Vipers land Thunder Bay scoring leader

Thunder Bay's Todd Skirving has committed to play with the Vernon Vipers for the 2010-11 season. Skirving

He has gone from one of the Vernon Vipers’ biggest fans to one of their most highly-prized prospects.

Thunder Bay’s Todd Skirving was glued to his computer monitor this spring, making use of the B.C. Hockey League’s Pay Per View feature to witness the Snakes’ impressive run to a second straight Royal Bank Cup crown.

A standout with the Thunder Bay AAA Midget Kings last season, Skirving has committed to play with the Vipers for the 2010-11 season. As excited as the Vipers are to have him, Skirving is equally thrilled to be coming to the Okanagan.

“If you wanted a kid that was more excited to play here, I don’t think you could find one,” said Vipers’ assistant coach Jason Williamson. “He had lots of schools on him, but this was his first choice.”

In 76 games as the Kings’ captain, Skirving collected 46 goals and 63 assists to lead Northern Lakes Hockey League scoring with 109 points, earning league MVP in the process.

The 18-year-old centreman says the BCHL brand of hockey, and the Vipers’ winning credentials are what drew him to the club.
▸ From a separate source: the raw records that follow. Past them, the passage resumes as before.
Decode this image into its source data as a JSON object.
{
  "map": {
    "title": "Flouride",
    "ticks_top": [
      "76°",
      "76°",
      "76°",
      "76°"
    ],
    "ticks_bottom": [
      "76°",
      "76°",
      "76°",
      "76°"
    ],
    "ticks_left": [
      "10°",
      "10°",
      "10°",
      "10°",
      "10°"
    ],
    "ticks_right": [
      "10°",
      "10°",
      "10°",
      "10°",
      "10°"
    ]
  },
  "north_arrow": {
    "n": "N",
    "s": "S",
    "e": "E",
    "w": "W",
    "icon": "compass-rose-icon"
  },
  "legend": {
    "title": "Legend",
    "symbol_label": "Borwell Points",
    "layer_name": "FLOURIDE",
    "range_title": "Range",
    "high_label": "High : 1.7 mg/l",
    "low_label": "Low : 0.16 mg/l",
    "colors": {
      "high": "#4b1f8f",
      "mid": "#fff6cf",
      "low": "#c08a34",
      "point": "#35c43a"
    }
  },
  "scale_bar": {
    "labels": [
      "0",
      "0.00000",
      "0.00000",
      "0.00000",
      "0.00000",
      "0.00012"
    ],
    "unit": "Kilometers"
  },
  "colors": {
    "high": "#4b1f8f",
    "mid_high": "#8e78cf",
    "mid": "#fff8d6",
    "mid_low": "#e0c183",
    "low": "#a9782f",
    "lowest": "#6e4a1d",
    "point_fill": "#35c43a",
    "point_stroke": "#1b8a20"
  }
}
“They’ve got a winning tradition and great coaching in Mark Ferner and Jason Williamson,” said Skirving. “It’s good hockey out there, probably the best Junior A hockey in Canada by far.”

While he has yet to visit Vernon, Skirving has twice played with the Kings at the Kelowna International Major Midget Tournament. He collected 2-5-7 in five games at the most recent tourney, held over the Christmas holiday.

“He was one of the best players at the tournament, and one of the best we’ve scouted all year,” said Williamson.

Describing the 6-foot-2, 175 pounder as a solid all-around player, Williamson says Skirving skates well for a big player and offers sound offensive instincts and leadership skills.

Skirving was sought after by numerous USHL, OHL and other Junior A organizations across North America, and is already being courted by NCAA schools.